In a statement, “Be ready,” signed by Archbishop Domingo Díaz Martínez of Tulancingo, health commission president — the bishops said, “We see with great sorrow and concern the possible complications that indiscriminate abuse of (marijuana) will bring: depression, increased anxiety, increased suicide rate, memory loss, social disintegration and, most seriously, the destruction of the family.”
It continued, “Those of us who live with the people foresee with this decision more poverty, more family problems, more violence, more pain and more impunity.”
The statement also urged parents, young people, catechists and youth pastors to “work to sow the values of the kingdom in the new generations so as not to have regrets later.”

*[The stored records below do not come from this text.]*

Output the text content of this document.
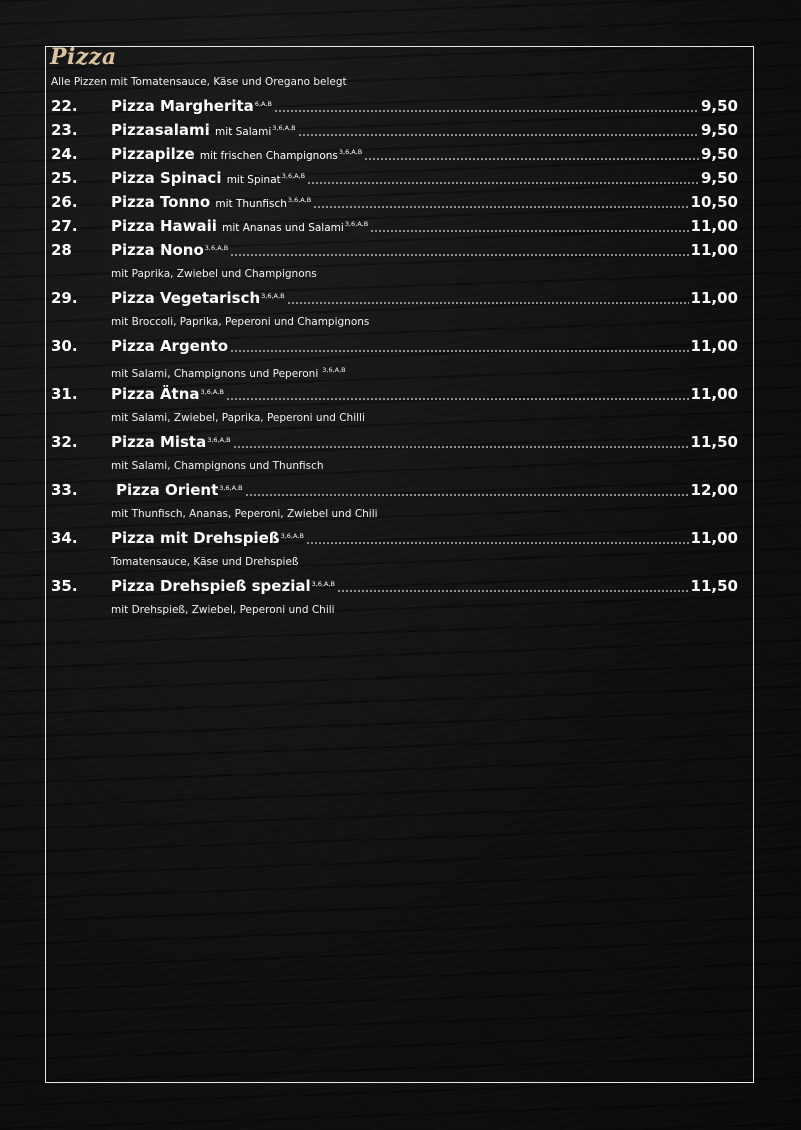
Pizza
Alle Pizzen mit Tomatensauce, Käse und Oregano belegt
22.	Pizza Margherita$^{6,A,B}$	9,50
23.	Pizzasalami mit Salami$^{3,6,A,B}$	9,50
24.	Pizzapilze mit frischen Champignons$^{3,6,A,B}$	9,50
25.	Pizza Spinaci mit Spinat$^{3,6,A,B}$	9,50
26.	Pizza Tonno mit Thunfisch$^{3,6,A,B}$	10,50
27.	Pizza Hawaii mit Ananas und Salami$^{3,6,A,B}$	11,00
28	Pizza Nono$^{3,6,A,B}$	11,00
mit Paprika, Zwiebel und Champignons
29.	Pizza Vegetarisch$^{3,6,A,B}$	11,00
mit Broccoli, Paprika, Peperoni und Champignons
30.	Pizza Argento	11,00
mit Salami, Champignons und Peperoni $^{3,6,A,B}$
31.	Pizza Ätna$^{3,6,A,B}$	11,00
mit Salami, Zwiebel, Paprika, Peperoni und Chilli
32.	Pizza Mista$^{3,6,A,B}$	11,50
mit Salami, Champignons und Thunfisch
33.	Pizza Orient$^{3,6,A,B}$	12,00
mit Thunfisch, Ananas, Peperoni, Zwiebel und Chili
34.	Pizza mit Drehspieß$^{3,6,A,B}$	11,00
Tomatensauce, Käse und Drehspieß
35.	Pizza Drehspieß spezial$^{3,6,A,B}$	11,50
mit Drehspieß, Zwiebel, Peperoni und Chili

In an 8-3 ruling June 28, Mexico’s Supreme Court struck down parts of the general health law pertaining to marijuana so that individuals could grow and consume cannabis recreationally. Previously, individuals could win court injunctions so they could do so, but now the health secretariat will issue permits for such purposes.
The buying and selling of marijuana remains prohibited. The court has ordered Congress to create a legal framework for cannabis — but lawmakers have asked for multiple extensions.
President Andrés Manuel López Obrador has expressed his discomfort with decriminalized marijuana — calling its commercialization “immoral” — and saying June 29: “If we see that instead of helping, it hurts, then we propose a change. I would send, in accordance with my powers, an initiative of law.”
Drug cartel violence has consumed Mexico over the past 15 years as criminal groups battle over smuggling routes and control of territories. Some in the church express doubts that decriminalizing marijuana will diminish drug cartel violence.
Bishop Salvador Rangel of Chilpancingo-Chilapa, whose diocese includes impoverished communities with long histories of growing illegal crops, says the prices for marijuana and opium poppies crashed in recent years due to the legalization of marijuana in some U.S. states and synthetic drugs such as fentanyl replacing heroin.
The cartels are purchasing less of the crops, he said, causing hardship for poor farmers.
“The business now for drug cartels is extorting mines that we have in Guerrero (state) and extorting budgets of municipal governments,” said Rangel, who expressed support for the church’s stance against marijuana decriminalization.